Detection Methods for CVE-2025-22612
Indicators of Compromise
- Unusual API requests to private key retrieval endpoints from non-administrative users
- Multiple SSH key access attempts across different key IDs from a single user session
- Unexpected SSH authentication events on managed servers from unfamiliar source IPs
- Audit log entries showing bulk access to SSH key resources by low-privileged accounts
Detection Strategies
- Implement API request logging for all private key access operations and alert on requests from users who should not have access to those keys
- Monitor SSH authentication logs on managed servers for connections using known Coolify-managed keys from unexpected IP addresses
- Deploy anomaly detection for user behavior patterns, flagging accounts that suddenly access resources outside their normal scope
- Review Coolify access logs for enumeration patterns such as sequential key ID requests
Monitoring Recommendations
- Enable comprehensive audit logging within Coolify and forward logs to a SIEM for correlation
- Set up alerts for any SSH key access operations performed by non-owner users
- Monitor network traffic for unusual outbound SSH connections from Coolify servers
- Implement file integrity monitoring on SSH key storage locations within the Coolify deployment
How to Mitigate CVE-2025-22612
Immediate Actions Required
- Upgrade Coolify to version 4.0.0-beta.374 or later immediately
- Audit all SSH keys stored in Coolify and rotate any keys that may have been accessed by unauthorized users
- Review access logs to identify any suspicious key retrieval activity prior to patching
- Temporarily restrict network access to Coolify instances until patching is complete
Patch Information
Coolify version 4.0.0-beta.374 addresses this vulnerability by implementing proper authorization checks on the private key retrieval functionality. The patch ensures that only users with appropriate ownership or administrative permissions can access specific private keys. Organizations should update to this version or later as soon as possible.

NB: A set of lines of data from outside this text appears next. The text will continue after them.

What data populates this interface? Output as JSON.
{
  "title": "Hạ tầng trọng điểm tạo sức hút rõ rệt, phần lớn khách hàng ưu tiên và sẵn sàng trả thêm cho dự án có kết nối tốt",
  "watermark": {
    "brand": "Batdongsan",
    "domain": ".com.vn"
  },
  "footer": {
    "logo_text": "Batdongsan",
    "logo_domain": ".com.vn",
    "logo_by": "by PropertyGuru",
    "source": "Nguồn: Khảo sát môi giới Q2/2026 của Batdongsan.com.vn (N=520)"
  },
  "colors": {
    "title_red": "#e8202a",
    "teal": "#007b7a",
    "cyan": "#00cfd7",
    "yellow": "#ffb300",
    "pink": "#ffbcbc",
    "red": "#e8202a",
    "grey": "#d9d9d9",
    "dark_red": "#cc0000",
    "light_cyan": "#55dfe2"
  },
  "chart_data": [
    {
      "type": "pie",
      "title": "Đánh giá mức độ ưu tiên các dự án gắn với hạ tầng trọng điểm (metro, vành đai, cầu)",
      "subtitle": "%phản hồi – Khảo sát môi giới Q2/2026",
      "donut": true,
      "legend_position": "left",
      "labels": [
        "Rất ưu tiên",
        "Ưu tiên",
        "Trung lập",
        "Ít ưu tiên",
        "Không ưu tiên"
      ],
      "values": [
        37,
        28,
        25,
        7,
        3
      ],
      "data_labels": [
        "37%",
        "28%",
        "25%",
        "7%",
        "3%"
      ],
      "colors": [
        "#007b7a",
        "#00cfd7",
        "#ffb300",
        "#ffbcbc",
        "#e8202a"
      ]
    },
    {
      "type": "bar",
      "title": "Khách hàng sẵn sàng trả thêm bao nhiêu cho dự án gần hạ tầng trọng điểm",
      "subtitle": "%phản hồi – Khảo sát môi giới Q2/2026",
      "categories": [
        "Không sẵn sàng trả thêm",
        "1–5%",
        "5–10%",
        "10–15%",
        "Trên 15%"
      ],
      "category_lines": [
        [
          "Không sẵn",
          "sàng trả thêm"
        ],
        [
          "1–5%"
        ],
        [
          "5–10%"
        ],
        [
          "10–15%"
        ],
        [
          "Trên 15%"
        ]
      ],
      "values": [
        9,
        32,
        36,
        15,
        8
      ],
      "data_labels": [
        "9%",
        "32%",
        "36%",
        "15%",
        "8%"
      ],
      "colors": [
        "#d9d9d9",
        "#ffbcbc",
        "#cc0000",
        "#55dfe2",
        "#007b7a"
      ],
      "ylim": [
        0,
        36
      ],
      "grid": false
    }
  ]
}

For detailed patch information and the security advisory, see the Coolify GitHub Security Advisory.
Workarounds
- Implement network-level access controls to restrict Coolify access to trusted IP addresses only until patching is complete
- Disable or remove unnecessary user accounts from the Coolify instance to limit the pool of potential attackers
- Deploy a web application firewall (WAF) with rules to detect and block bulk key retrieval requests
- Consider temporarily disabling external network access to Coolify if immediate patching is not feasible
# Example: Restrict network access to Coolify using firewall rules
# Allow only trusted IP ranges to access the Coolify web interface
iptables -A INPUT -p tcp --dport 3000 -s 10.0.0.0/8 -j ACCEPT
iptables -A INPUT -p tcp --dport 3000 -j DROP
# Alternative: Use UFW on Ubuntu/Debian systems
ufw allow from 10.0.0.0/8 to any port 3000
ufw deny 3000
Disclaimer: This content was generated using AI. While we strive for accuracy, please verify critical information with official sources.